Il fut un temps  - dans les 90’ - où le Management par la Qualité était en vogue. La mise en œuvre de politiques de TQM1 obligeait l’entreprise à veiller à la qualité de ses relations avec l’ensemble de ses publics (les stakeholders) : actionnaires, clients, personnel, fournisseurs. Mais ça, c’était avant…
Et que penser de tels comportements lorsqu’il s’agit de relations entre ex-collègues. Je pense notamment aux conseils, formateurs, recruteurs qui ont préalablement exercé dans l’Assurance et qui espéraient un traitement plus favorable de la part de leurs pairs.
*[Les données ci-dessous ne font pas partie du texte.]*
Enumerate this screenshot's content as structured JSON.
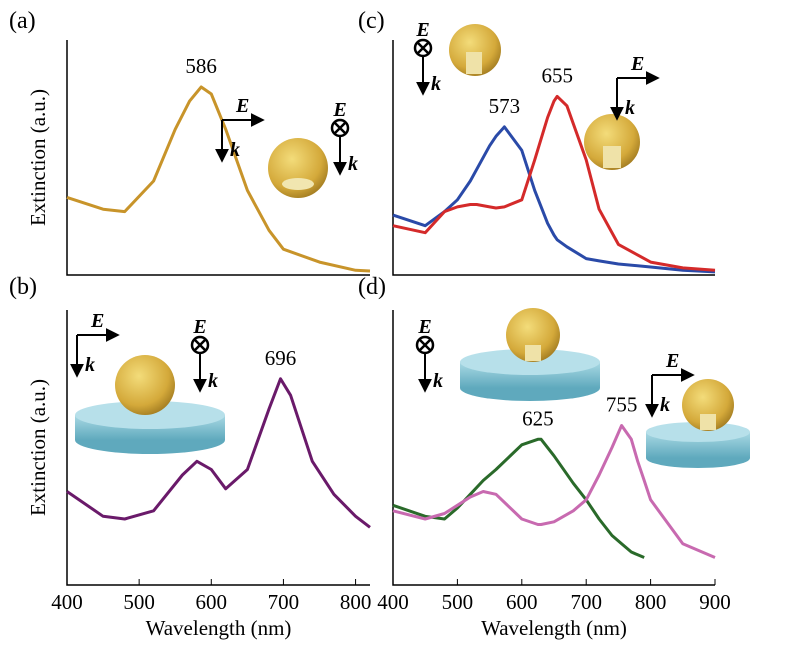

Certes, on sait que les responsables sont harcelés de sollicitations et qu’ils ne peuvent pas recevoir tous les fournisseurs. Mais un peu de courtoisie n’est pas trop demandée lorsque l’appel émane d’un ex-collègue et/ou de quelqu’un qui a pu apporter son aide à un moment moins glorieux de sa carrière professionnelle. Les profiteurs de réseau sont malheureusement monnaie courante ; vous savez, ceux qui activent les amis lorsqu’ils sont en difficulté et qui les ignorent dès qu’ils sont en poste !
Mais qu’ils se rassurent, tout se paie un jour. Et si la CNIL n’autorise pas les listes noires numérisées, elle n’a aucune prise sur notre mémoire. A bon entendeur, salut…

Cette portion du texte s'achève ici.